Proposed federal legislation would guarantee up to 12 weeks of paid time off for new parents or caregivers. But with no guarantees of congressional support, the U.S. Department of Labor has awarded millions of dollars in grants for states to study the possibility of developing and expanding paid leave programs.
Shabo said that while a national solution is needed, “the state campaigns, including the robust campaign in Minnesota, help to create the demand and show the need for the policy.” She noted that state programs also allow for research on how paid leave works out.
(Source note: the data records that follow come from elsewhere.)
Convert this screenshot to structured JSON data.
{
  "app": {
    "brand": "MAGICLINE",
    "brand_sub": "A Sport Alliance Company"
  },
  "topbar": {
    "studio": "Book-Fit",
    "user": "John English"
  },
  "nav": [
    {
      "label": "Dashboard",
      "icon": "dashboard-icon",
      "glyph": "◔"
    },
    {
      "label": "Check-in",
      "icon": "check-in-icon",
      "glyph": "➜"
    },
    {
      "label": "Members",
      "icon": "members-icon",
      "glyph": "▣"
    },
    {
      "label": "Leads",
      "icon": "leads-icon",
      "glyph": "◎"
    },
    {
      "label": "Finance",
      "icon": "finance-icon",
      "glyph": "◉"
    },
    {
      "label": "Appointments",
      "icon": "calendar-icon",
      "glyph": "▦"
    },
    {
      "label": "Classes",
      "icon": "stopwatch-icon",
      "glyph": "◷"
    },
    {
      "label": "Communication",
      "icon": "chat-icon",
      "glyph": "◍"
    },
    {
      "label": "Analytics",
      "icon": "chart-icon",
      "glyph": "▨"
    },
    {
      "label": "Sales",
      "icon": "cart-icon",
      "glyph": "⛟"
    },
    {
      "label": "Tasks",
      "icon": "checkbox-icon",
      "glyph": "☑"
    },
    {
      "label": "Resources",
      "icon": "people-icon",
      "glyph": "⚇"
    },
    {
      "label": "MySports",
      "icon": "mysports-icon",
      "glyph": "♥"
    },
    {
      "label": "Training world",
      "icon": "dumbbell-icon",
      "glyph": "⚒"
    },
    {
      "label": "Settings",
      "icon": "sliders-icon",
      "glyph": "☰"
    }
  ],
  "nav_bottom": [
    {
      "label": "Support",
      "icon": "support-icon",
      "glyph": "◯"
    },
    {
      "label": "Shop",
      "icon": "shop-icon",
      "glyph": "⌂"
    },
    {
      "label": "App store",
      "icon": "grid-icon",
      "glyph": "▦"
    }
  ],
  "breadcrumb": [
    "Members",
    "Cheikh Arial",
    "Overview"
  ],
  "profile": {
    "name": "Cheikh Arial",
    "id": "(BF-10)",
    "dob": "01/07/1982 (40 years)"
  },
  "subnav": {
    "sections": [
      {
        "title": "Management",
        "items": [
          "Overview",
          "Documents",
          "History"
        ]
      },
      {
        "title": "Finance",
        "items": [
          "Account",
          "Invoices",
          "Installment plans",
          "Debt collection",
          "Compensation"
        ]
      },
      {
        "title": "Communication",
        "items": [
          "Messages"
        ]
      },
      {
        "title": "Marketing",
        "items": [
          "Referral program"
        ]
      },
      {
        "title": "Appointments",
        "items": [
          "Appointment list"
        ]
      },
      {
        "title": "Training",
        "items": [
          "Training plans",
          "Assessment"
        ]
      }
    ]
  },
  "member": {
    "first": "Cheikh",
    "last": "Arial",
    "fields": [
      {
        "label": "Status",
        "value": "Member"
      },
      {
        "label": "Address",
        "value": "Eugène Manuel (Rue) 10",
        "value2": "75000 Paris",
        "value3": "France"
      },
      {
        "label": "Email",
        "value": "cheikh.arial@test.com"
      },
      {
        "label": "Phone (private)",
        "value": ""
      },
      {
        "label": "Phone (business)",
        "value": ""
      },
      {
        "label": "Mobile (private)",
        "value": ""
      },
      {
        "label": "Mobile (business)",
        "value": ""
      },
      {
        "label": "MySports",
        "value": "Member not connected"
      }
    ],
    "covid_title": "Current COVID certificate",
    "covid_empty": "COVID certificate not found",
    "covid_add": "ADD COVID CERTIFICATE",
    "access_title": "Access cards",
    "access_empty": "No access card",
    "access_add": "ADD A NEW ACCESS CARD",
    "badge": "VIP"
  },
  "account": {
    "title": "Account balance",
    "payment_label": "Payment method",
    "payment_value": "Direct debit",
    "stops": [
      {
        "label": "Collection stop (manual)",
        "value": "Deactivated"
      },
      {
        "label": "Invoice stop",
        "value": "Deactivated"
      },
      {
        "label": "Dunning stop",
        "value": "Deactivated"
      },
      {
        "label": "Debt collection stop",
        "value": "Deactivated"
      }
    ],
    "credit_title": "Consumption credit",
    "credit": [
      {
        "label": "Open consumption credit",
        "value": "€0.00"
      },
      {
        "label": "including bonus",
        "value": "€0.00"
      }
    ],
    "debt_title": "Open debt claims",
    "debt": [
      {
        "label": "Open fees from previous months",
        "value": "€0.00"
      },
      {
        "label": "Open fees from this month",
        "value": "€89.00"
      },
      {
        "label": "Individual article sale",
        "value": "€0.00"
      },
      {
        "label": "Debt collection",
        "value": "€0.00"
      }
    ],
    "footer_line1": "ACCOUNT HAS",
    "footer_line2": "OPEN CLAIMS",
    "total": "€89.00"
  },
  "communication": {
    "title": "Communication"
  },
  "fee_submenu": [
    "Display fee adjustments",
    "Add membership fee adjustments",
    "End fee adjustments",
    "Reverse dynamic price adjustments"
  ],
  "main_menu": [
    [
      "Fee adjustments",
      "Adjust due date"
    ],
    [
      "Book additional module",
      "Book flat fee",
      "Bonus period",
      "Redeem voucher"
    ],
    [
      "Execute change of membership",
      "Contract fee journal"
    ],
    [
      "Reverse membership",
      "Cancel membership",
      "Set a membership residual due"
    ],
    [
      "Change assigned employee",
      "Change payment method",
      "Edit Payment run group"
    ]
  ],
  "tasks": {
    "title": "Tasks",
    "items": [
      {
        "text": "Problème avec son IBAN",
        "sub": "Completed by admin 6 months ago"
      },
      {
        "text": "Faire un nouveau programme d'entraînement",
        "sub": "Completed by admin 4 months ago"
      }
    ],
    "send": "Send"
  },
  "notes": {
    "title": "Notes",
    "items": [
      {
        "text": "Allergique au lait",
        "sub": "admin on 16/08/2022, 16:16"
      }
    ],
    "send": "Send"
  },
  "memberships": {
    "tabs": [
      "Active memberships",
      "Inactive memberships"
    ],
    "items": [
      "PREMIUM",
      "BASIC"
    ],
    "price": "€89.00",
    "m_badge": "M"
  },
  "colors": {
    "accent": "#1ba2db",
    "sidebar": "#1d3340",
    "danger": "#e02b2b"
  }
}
Doug Seaton said he believes that politicians have no business telling employers to offer paid family and medical leave.
As the owner of a law firm in Edina, he resents government intrusion on his ability to negotiate benefits with employees.
Seaton’s firm handles employment law, so he follows the issue closely because he represents clients on matters involving workers’ benefits. But he also worries about how his own company, with a dozen lawyers and five additional employees, would fare if the state mandated paid leave.
“Politicians, most of whom have no experience signing paychecks for employees of any kind, are not in a good position to make these decisions,” Seaton said. “It restricts the ability of the business to tailor its benefits to all employees in a way that makes sense.”
He added that it came on top of “what employers already perceive as a very extensive and expansive set of entitlements in Minnesota.”
Debra Fitzpatrick, the Center on Women and Public Policy at the University of Minnesota, presented a report to legislators earlier in March that explored how to offer paid leave in Minnesota. Her research noted that Minnesotans already take 459,259 leaves a year. While nearly three-quarters of the state’s workers receive at least some pay when they take leave for family and medical reasons, employees who are lower-wage, black, Hispanic, younger, or less-educated are far less likely to receive those benefits.
She recommended replacing more of workers’ wages the less they make — the lowest income employees would receive 80 percent of their wages while on leave, while higher income employees would receive 55 percent, a provision included in the Senate’s proposal.
“There’s been a lot of focus on disparities, particularly racial disparities, this legislative session,” Fitzpatrick. “We’re trying to make sure that this program doesn’t reinforce” them.
Her report cited studies finding that California’s paid leave program reduced the need for low-income workers to turn to public assistance and that most employers there and in New Jersey reported positive or neutral experiences with paid leave programs.
Fitzpatrick said if employers and employees split the cost of the program equally, as the Senate proposes, the estimated average cost for each would be $1.25 to $2.71 a week.
Blaine middle school counselor Kim Harris-Robinson told the Senate Committee on Judiciary that her boss fired her 25 years ago when she had to take time off to care for her infant son during a bout of pneumonia. The doctor told her that her baby might not survive.
“There was no other decision to make,” she said.
The experience still haunts her. Even with lots of paid time off now, Robinson goes to work sick to save her days off in case her children fall ill.
Lynn Hoffman of Eureka Recycling believes that such policies pay for themselves in more productive, happier workers.
But Ameet Shah, who owns two tech companies in Burnsville, questioned whether employees would really want to pay an extra tax for paid leave. And he said his firms — one has nine employees and the other has three — could not afford to lose employees for months at a time.
“This would not only create a cost, but remove the flexibility we have in place,” he said.